The title Mean Creek is a kind of plainspoken, water-borne homage to ”River’s Edge,” a beloved and influential 1986 movie about adolescent moral choices. But really, first-time writer-director Jacob Estes’ terrifically harrowing tale of a bully, a victim, and a plan for revenge is as much an economical teenage version of ”Heart of Darkness”: The young people paddling downstream on a soft summer day in this unusually perceptive and fluid American indie have little idea what personal crises they’re in for, or on what shore their shared trauma will deposit them.
Indeed, all they have in mind when they begin is some excellent revenge on a kid who clearly deserves it. George (Josh Peck from Nickelodeon’s ”The Amanda Show”) is fat, nasty, and provocatively obnoxious, with a swaggering aggression that can turn ugly at the trip of a verbal trigger. After being the victim of George’s violence one too many times, the smaller, shyer 13-year-old Sam (Rory Culkin, who shows a sophisticated taste by choosing projects like ”Igby Goes Down” and ”You Can Count on Me”) confesses his torment to his older brother Rocky (Trevor Morgan from ”The Patriot”). And Rocky dreams up a suitable retaliation involving mild harassment and major humiliation: They’ll invite George on a birthday party riverboating trip and then, at the appropriate time downstream, pants the creep and leave him wet and naked.
In classic band-of-brothers form, Estes establishes the contours of the avenging party in concise strokes. Rocky enlists another older teen rebel, Marty (Scott Mechlowicz), whose own internal demons make him all too joylessly happy to participate. Clyde (”Smallville”’s Ryan Kelley) joins up as a respite from fending off taunting accusations of homosexuality. Millie (Carly Schroeder from ”Lizzie McGuire”) is included among the boys because she’s Sam’s budding girlfriend.
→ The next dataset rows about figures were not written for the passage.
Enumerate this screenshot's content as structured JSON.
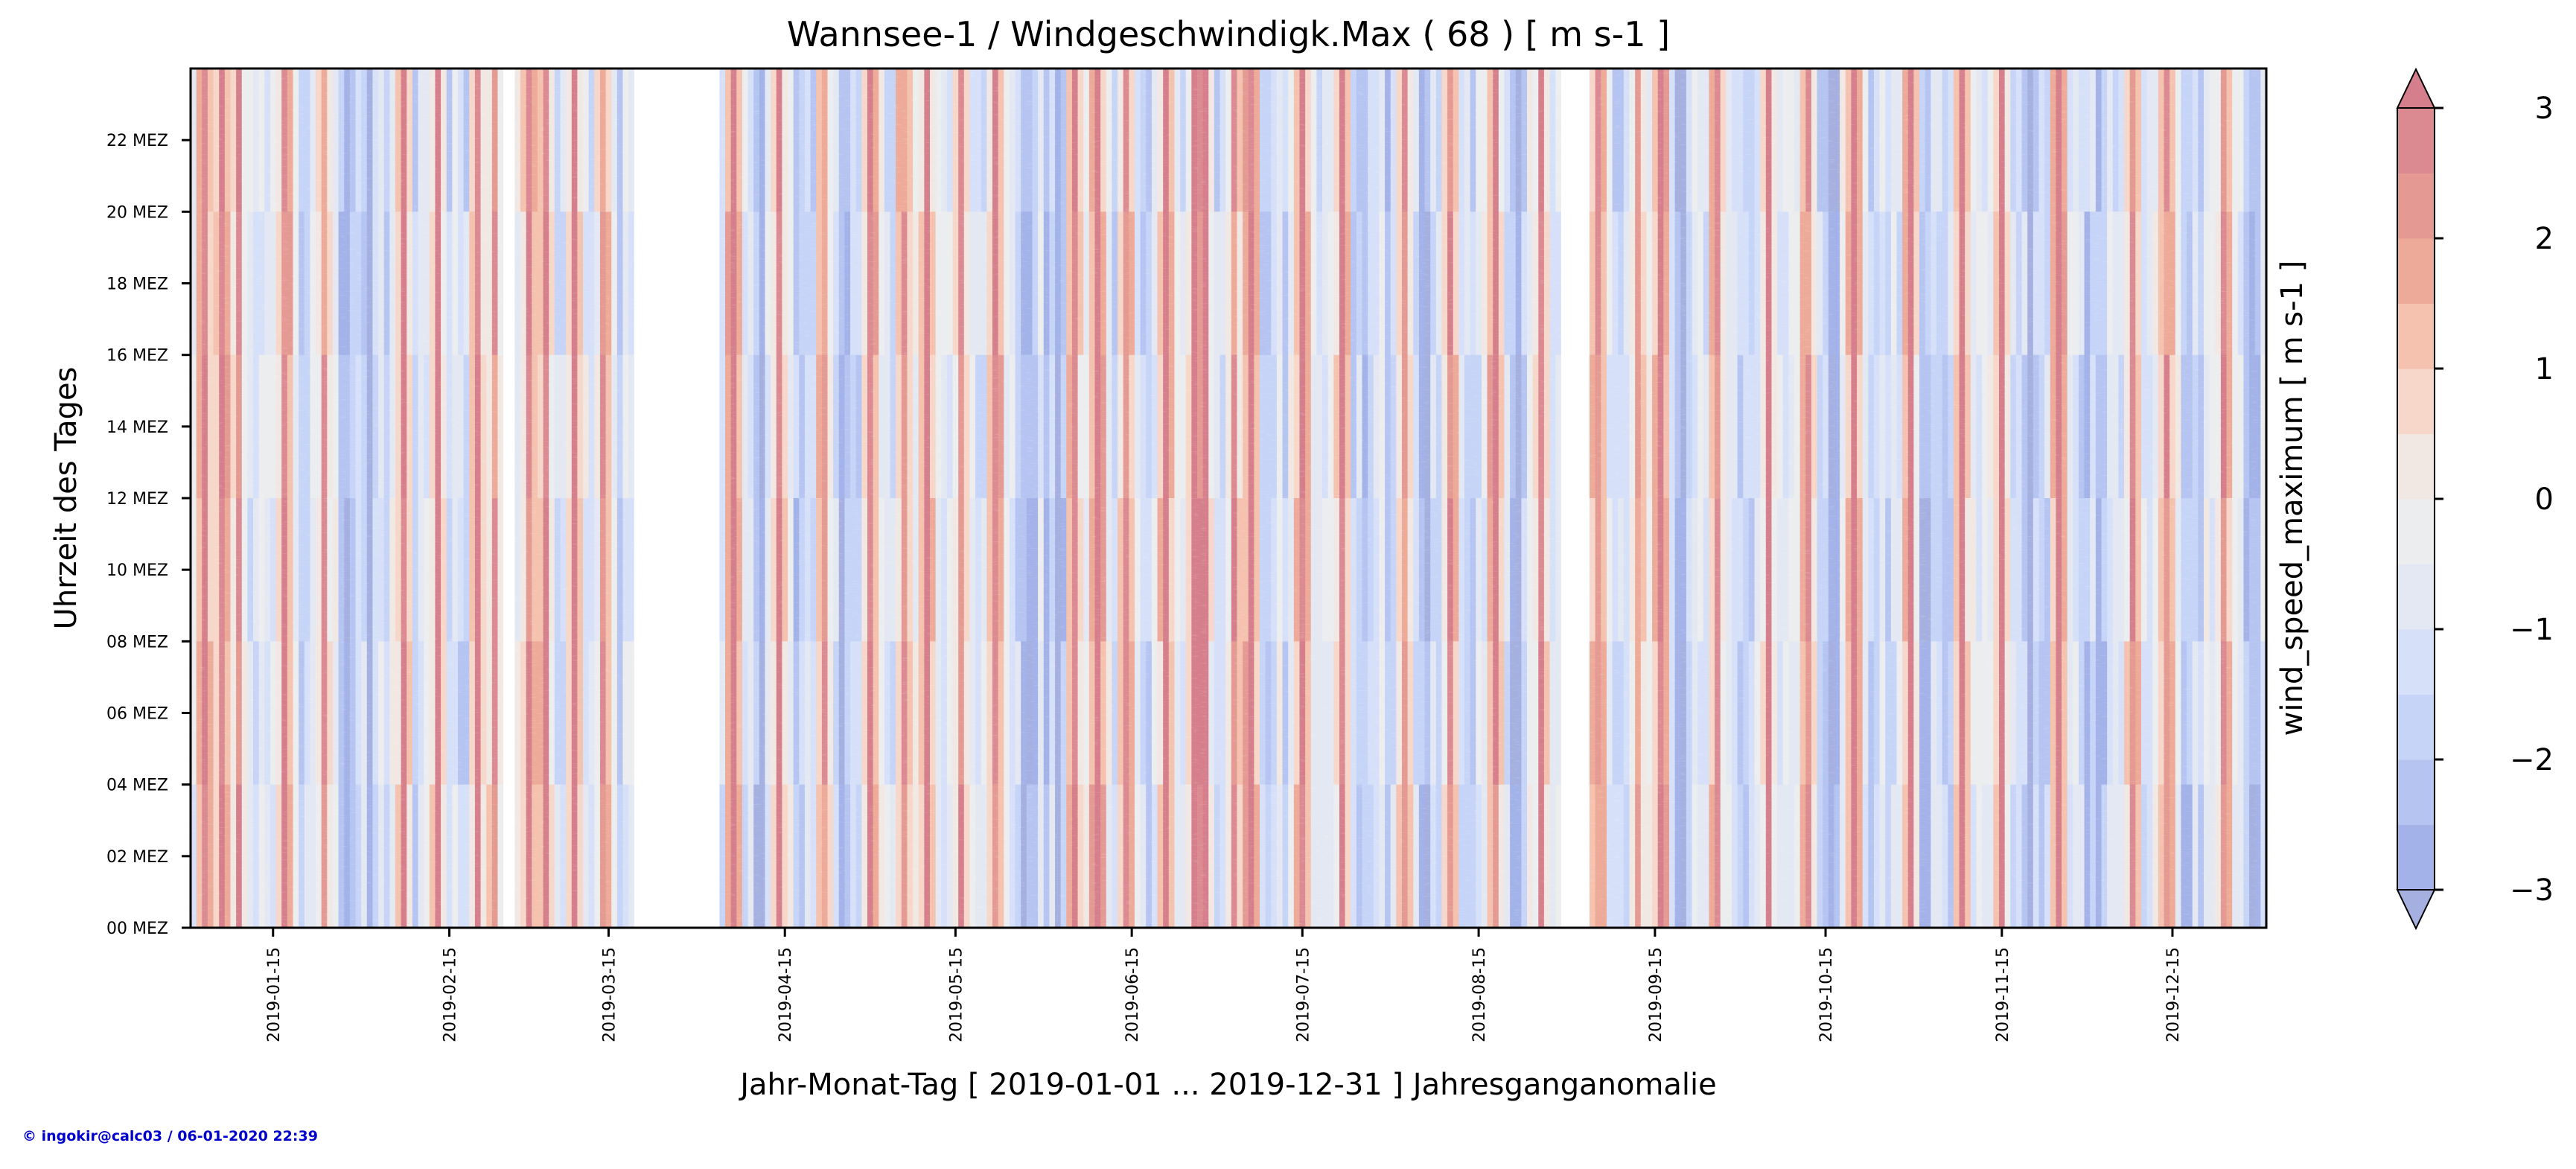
{
  "chart_data": {
    "type": "heatmap",
    "title": "Wannsee-1 / Windgeschwindigk.Max ( 68 ) [ m s-1 ]",
    "xlabel": "Jahr-Monat-Tag [ 2019-01-01 ... 2019-12-31 ] Jahresganganomalie",
    "ylabel": "Uhrzeit des Tages",
    "colorbar_label": "wind_speed_maximum [ m s-1 ]",
    "x_range": [
      "2019-01-01",
      "2019-12-31"
    ],
    "y_range_hours": [
      0,
      24
    ],
    "x_ticks": [
      "2019-01-15",
      "2019-02-15",
      "2019-03-15",
      "2019-04-15",
      "2019-05-15",
      "2019-06-15",
      "2019-07-15",
      "2019-08-15",
      "2019-09-15",
      "2019-10-15",
      "2019-11-15",
      "2019-12-15"
    ],
    "y_ticks": [
      {
        "hour": 0,
        "label": "00 MEZ"
      },
      {
        "hour": 2,
        "label": "02 MEZ"
      },
      {
        "hour": 4,
        "label": "04 MEZ"
      },
      {
        "hour": 6,
        "label": "06 MEZ"
      },
      {
        "hour": 8,
        "label": "08 MEZ"
      },
      {
        "hour": 10,
        "label": "10 MEZ"
      },
      {
        "hour": 12,
        "label": "12 MEZ"
      },
      {
        "hour": 14,
        "label": "14 MEZ"
      },
      {
        "hour": 16,
        "label": "16 MEZ"
      },
      {
        "hour": 18,
        "label": "18 MEZ"
      },
      {
        "hour": 20,
        "label": "20 MEZ"
      },
      {
        "hour": 22,
        "label": "22 MEZ"
      }
    ],
    "colorbar": {
      "min": -3,
      "max": 3,
      "extend": "both",
      "ticks": [
        {
          "value": 3,
          "label": "3"
        },
        {
          "value": 2,
          "label": "2"
        },
        {
          "value": 1,
          "label": "1"
        },
        {
          "value": 0,
          "label": "0"
        },
        {
          "value": -1,
          "label": "−1"
        },
        {
          "value": -2,
          "label": "−2"
        },
        {
          "value": -3,
          "label": "−3"
        }
      ],
      "levels": [
        {
          "from": -3.0,
          "to": -2.5,
          "color": "#a3b2e8"
        },
        {
          "from": -2.5,
          "to": -2.0,
          "color": "#b5c4f1"
        },
        {
          "from": -2.0,
          "to": -1.5,
          "color": "#c6d4f7"
        },
        {
          "from": -1.5,
          "to": -1.0,
          "color": "#d6e0f8"
        },
        {
          "from": -1.0,
          "to": -0.5,
          "color": "#e3e8f2"
        },
        {
          "from": -0.5,
          "to": 0.0,
          "color": "#ecedef"
        },
        {
          "from": 0.0,
          "to": 0.5,
          "color": "#f1e8e4"
        },
        {
          "from": 0.5,
          "to": 1.0,
          "color": "#f6d7c9"
        },
        {
          "from": 1.0,
          "to": 1.5,
          "color": "#f4c2ae"
        },
        {
          "from": 1.5,
          "to": 2.0,
          "color": "#eeaa98"
        },
        {
          "from": 2.0,
          "to": 2.5,
          "color": "#e49a92"
        },
        {
          "from": 2.5,
          "to": 3.0,
          "color": "#dc8a92"
        }
      ],
      "over_color": "#d67f8c",
      "under_color": "#a5b0e0"
    },
    "missing_periods": [
      {
        "from": "2019-02-25",
        "to": "2019-02-26"
      },
      {
        "from": "2019-03-20",
        "to": "2019-04-03"
      },
      {
        "from": "2019-08-30",
        "to": "2019-09-03"
      }
    ],
    "strong_positive_days": [
      "2019-01-03",
      "2019-01-06",
      "2019-01-09",
      "2019-01-17",
      "2019-01-24",
      "2019-02-07",
      "2019-02-13",
      "2019-02-20",
      "2019-02-23",
      "2019-03-01",
      "2019-03-04",
      "2019-03-09",
      "2019-03-14",
      "2019-04-06",
      "2019-04-14",
      "2019-04-22",
      "2019-04-30",
      "2019-05-06",
      "2019-05-10",
      "2019-05-16",
      "2019-05-22",
      "2019-06-05",
      "2019-06-09",
      "2019-06-14",
      "2019-06-21",
      "2019-06-26",
      "2019-06-28",
      "2019-07-03",
      "2019-07-06",
      "2019-07-15",
      "2019-07-22",
      "2019-08-02",
      "2019-08-10",
      "2019-08-18",
      "2019-08-26",
      "2019-09-05",
      "2019-09-12",
      "2019-09-16",
      "2019-09-26",
      "2019-10-05",
      "2019-10-12",
      "2019-10-20",
      "2019-10-30",
      "2019-11-08",
      "2019-11-15",
      "2019-11-25",
      "2019-12-08",
      "2019-12-14",
      "2019-12-24"
    ],
    "strong_negative_days": [
      "2019-01-28",
      "2019-02-01",
      "2019-04-10",
      "2019-04-26",
      "2019-05-28",
      "2019-06-02",
      "2019-07-26",
      "2019-08-06",
      "2019-08-22",
      "2019-09-20",
      "2019-10-16",
      "2019-11-01",
      "2019-11-20",
      "2019-12-02",
      "2019-12-18",
      "2019-12-29"
    ]
  },
  "credit": "© ingokir@calc03 / 06-01-2020 22:39"
}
But as Estes builds toward inevitable crisis and surprising consequence, suspending the tension with handsomely impressionistic handheld cinematography (much of it shot with available light by Sharone Meir on the water near the Oregon/Washington border), the filmmaker simultaneously unleashes his most unnerving psychological weapon: George is a bully, but he’s also a lonely, sensitive kid who keeps a poetic video diary. This tormenting provocateur, capable of such unrelenting cruelty, is also brought up well enough to recognize the dangers of not wearing seat belts or life jackets; because he believes he has been invited to a birthday party, he politely brings a gift. It’s rare to see an actor of any age, let alone a teen like the usually comedic Peck, carry off the challenge of portraying ugliness and vulnerability with such aplomb.
And although the talent of a kid with the last name of Culkin may not, at this point, register as such a novelty – Rory follows brothers Macaulay and Kieran – there is something precociously mature but natural about the work of this youngest Culkin sibling that stands apart. His Sam is a marvel of believable hopes and anxieties, a boy who doesn’t quite know how to kiss a girl or what the right thing is to do during a meltdown of group dynamics. But his instincts, like those of this impressive, modern morality tale, are sound.